Now I’m not sure if that is the right way of doing it at all. Maybe I’m screwing that up?

d <- as.matrix(dist(time,upper=TRUE))**2
does the same and is more short. Not using normalization and centering
might result in a length-scale with a wide range.

Keep it simple. As simple as possible, but not simpler.
A. Einstein.

Can you come up with the most simple useful model and develop from
there?

m1 <- lm(Amag.dtbf.m/1000 ~ scale(aspe.1hr.tau.x) , data = data.m.i[1:2000,])

currents @ 1 hr ~ winds @ 1 hr

Fit to the first 2000 points and predicting the remaining points.

It’s really not all that bad.

2 Likes

Try with adding autocorrelation too, since you mentioned you want to it.

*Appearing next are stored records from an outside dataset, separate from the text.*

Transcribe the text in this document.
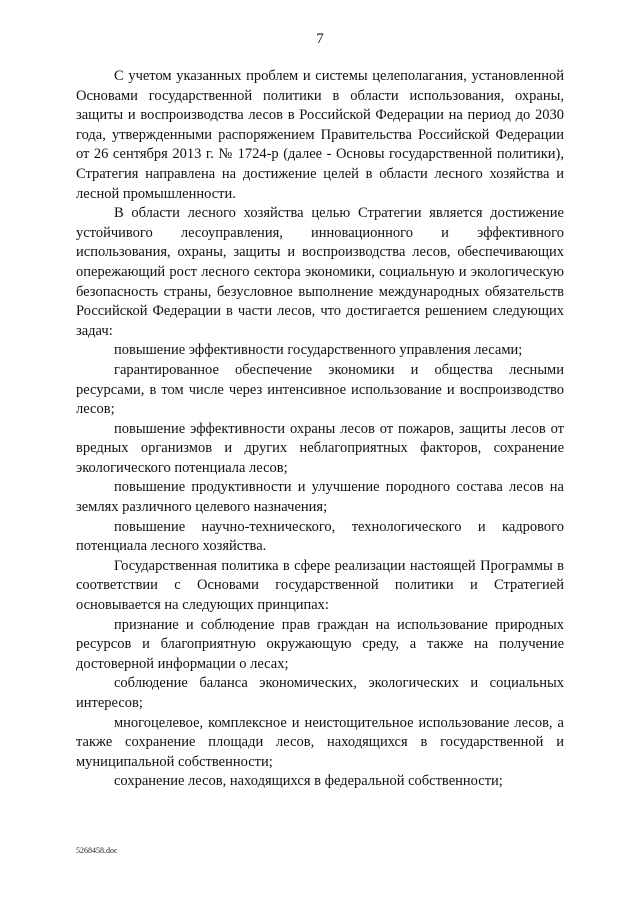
7

С учетом указанных проблем и системы целеполагания, установленной Основами государственной политики в области использования, охраны, защиты и воспроизводства лесов в Российской Федерации на период до 2030 года, утвержденными распоряжением Правительства Российской Федерации от 26 сентября 2013 г. № 1724-р (далее - Основы государственной политики), Стратегия направлена на достижение целей в области лесного хозяйства и лесной промышленности.

В области лесного хозяйства целью Стратегии является достижение устойчивого лесоуправления, инновационного и эффективного использования, охраны, защиты и воспроизводства лесов, обеспечивающих опережающий рост лесного сектора экономики, социальную и экологическую безопасность страны, безусловное выполнение международных обязательств Российской Федерации в части лесов, что достигается решением следующих задач:

повышение эффективности государственного управления лесами;

гарантированное обеспечение экономики и общества лесными ресурсами, в том числе через интенсивное использование и воспроизводство лесов;

повышение эффективности охраны лесов от пожаров, защиты лесов от вредных организмов и других неблагоприятных факторов, сохранение экологического потенциала лесов;

повышение продуктивности и улучшение породного состава лесов на землях различного целевого назначения;

повышение научно-технического, технологического и кадрового потенциала лесного хозяйства.

Государственная политика в сфере реализации настоящей Программы в соответствии с Основами государственной политики и Стратегией основывается на следующих принципах:

признание и соблюдение прав граждан на использование природных ресурсов и благоприятную окружающую среду, а также на получение достоверной информации о лесах;

соблюдение баланса экономических, экологических и социальных интересов;

многоцелевое, комплексное и неистощительное использование лесов, а также сохранение площади лесов, находящихся в государственной и муниципальной собственности;

сохранение лесов, находящихся в федеральной собственности;

5268458.doc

Becoming a little bit Stan offtopic
now.

m2 <- lm(Amag.dtbf.m[-1]/1000 ~ scale(aspe.1hr.tau.x[-1]) + Amag.dtbf.m[-2000] , data = data.m.i[1:2000,])

Looks reasonable to me, but if you’re scared of bugs, you can either write out the covariance matrix explicitly:

x = matrix(0, nrow = N, ncol = N)

for(i in 1:N) {
  for(j in 1:N) {
    x[i, j] = exp(-((x[i] - x[j])^2) / (2 * l^2));
  }
}

Maybe it’s slow in R but whatever.

Or you can do these calculations in the transformed data block in your Stan model and just use the built in cov_exp_quad n’ such. This way at least if you write bugs you can have some confidence you’re consistently writing bugs cause it’s just copy paste haha.

Like:

transformed data {
   matrix[N, N] x = cov_exp_quad(...);
   ...
}

The transformed data block only runs once so you’re safe efficiency-wise.